The surgical process was much easier this go-round, although I still had to sign papers, remember names of medicines I take daily, give the secretary the Medicare card and driver’s license to copy, and get the inevitable medical paper bracelet. Again I was asked probably a dozen times as I moved along the surgery treadmill why was I there, who was my doctor, which breast was the victim, had I eaten or drank anything since midnight, and my name. Believe it or not there was another Gonzalez in one of the four beds in the prep room, so there was an alert on a chartreuse green stick-it on my files. Luckily the other Gonzalez was male so I didn’t worry about a mix-up.
As soon as the nurse secured the needle in my vein, Dr. Patterson popped his head in, my daughter gave me a hug of love, and we were off. This time I was even less trepedarious. I knew the routine. The only change, the anesthesiologist said, was that I wasn’t going to be given general anesthesia like last time, but rather something milder, like a twilight sleep where I wouldn’t remember a thing – which I don’t – but would be less taxing on the brain and soul. Don’t worry, you won’t feel a thing, he added. They did not have to ram a tube down my throat this time, and that’s worth it. I had a few days of sore throat after the last one.
I woke up fairly quickly – if I ever went to sleep at all, I’ll never know – in the re-coup room jabbering away to the nurses as if I was on Comedy Central, deep breathing (which I always try to do), sucking up that ginger ale through the straw (the only horrid part about these experiences is not being able to eat or drink for twelve hours – I’m a water hound. It hurts.) and wondering what in the world was the cast-like thing embracing my left boob. All tape. Don’t mess with the tape. No water on it. No showers (sigh). I knew this time I’d have to reduce my activities. This was major.

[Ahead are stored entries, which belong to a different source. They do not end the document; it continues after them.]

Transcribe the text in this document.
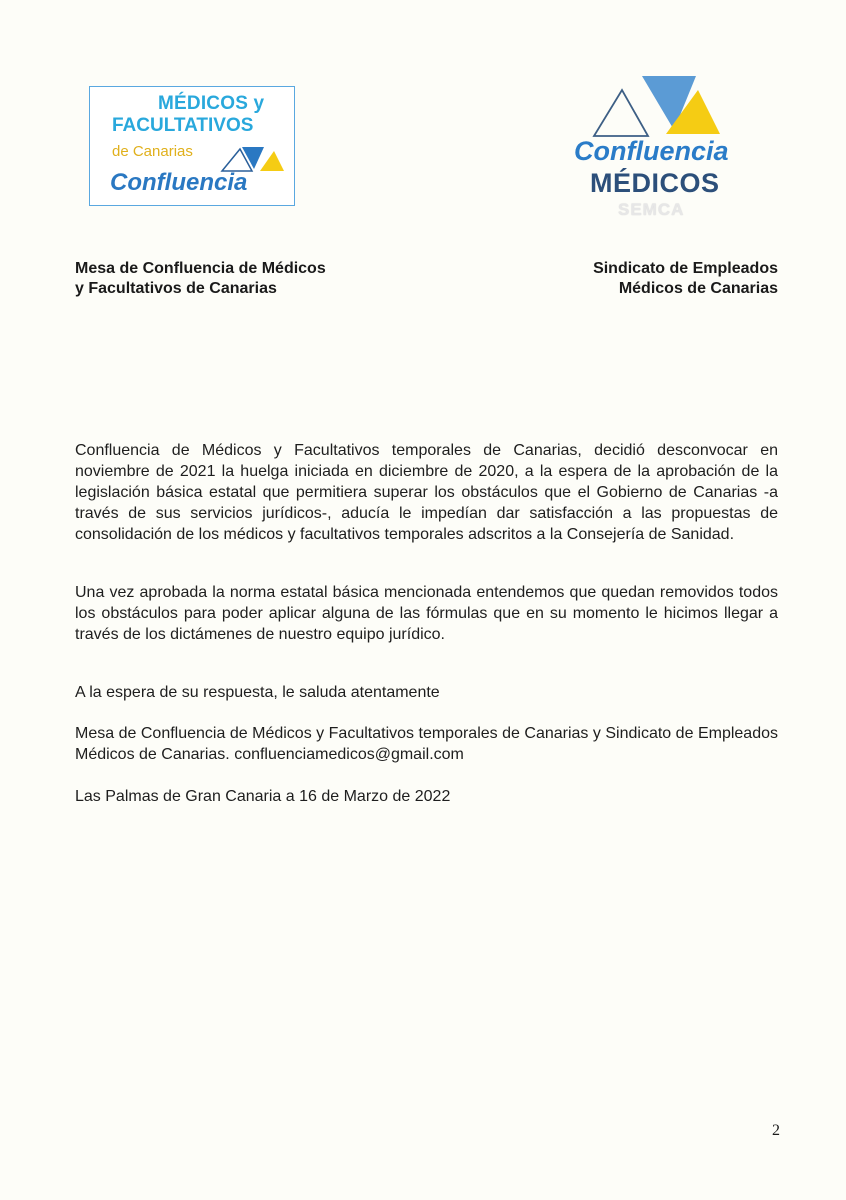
MÉDICOS y
FACULTATIVOS
de Canarias
Confluencia
Confluencia
MÉDICOS
SEMCA
Mesa de Confluencia de Médicos
y Facultativos de Canarias
Sindicato de Empleados
Médicos de Canarias
Confluencia de Médicos y Facultativos temporales de Canarias, decidió desconvocar en noviembre de 2021 la huelga iniciada en diciembre de 2020, a la espera de la aprobación de la legislación básica estatal que permitiera superar los obstáculos que el Gobierno de Canarias -a través de sus servicios jurídicos-, aducía le impedían dar satisfacción a las propuestas de consolidación de los médicos y facultativos temporales adscritos a la Consejería de Sanidad.
Una vez aprobada la norma estatal básica mencionada entendemos que quedan removidos todos los obstáculos para poder aplicar alguna de las fórmulas que en su momento le hicimos llegar a través de los dictámenes de nuestro equipo jurídico.
A la espera de su respuesta, le saluda atentamente
Mesa de Confluencia de Médicos y Facultativos temporales de Canarias y Sindicato de Empleados Médicos de Canarias. confluenciamedicos@gmail.com
Las Palmas de Gran Canaria a 16 de Marzo de 2022
2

And it still rained. As we returned home and tackled the climb to the third floor, I could see the Mississippi was reaching flood levels. This is a blessing after so many drought crises of late. God was taking care of everything. But the gate and the mailbox have frozen with the rock bottom temperatures settling in like white doves on a wedding cake. My sweet middle daughter who cares for me so well gave up her busy life today for me – so we watched Dr. Phil, Oprah, some of the home fix-er-up programs, Wheel of Fortune and of course American Idol. We both faded then. I had a restless night, however, not able to figure out how the pile of additional dressings on my boob should be shifted to offer maximum comfort. Yes, I have at least a dozen pillows of all sizes on my bed to pad my way to bliss. But it was like having a stranger living on my breast. I’m curious about the balloon, but don’t count on me to look.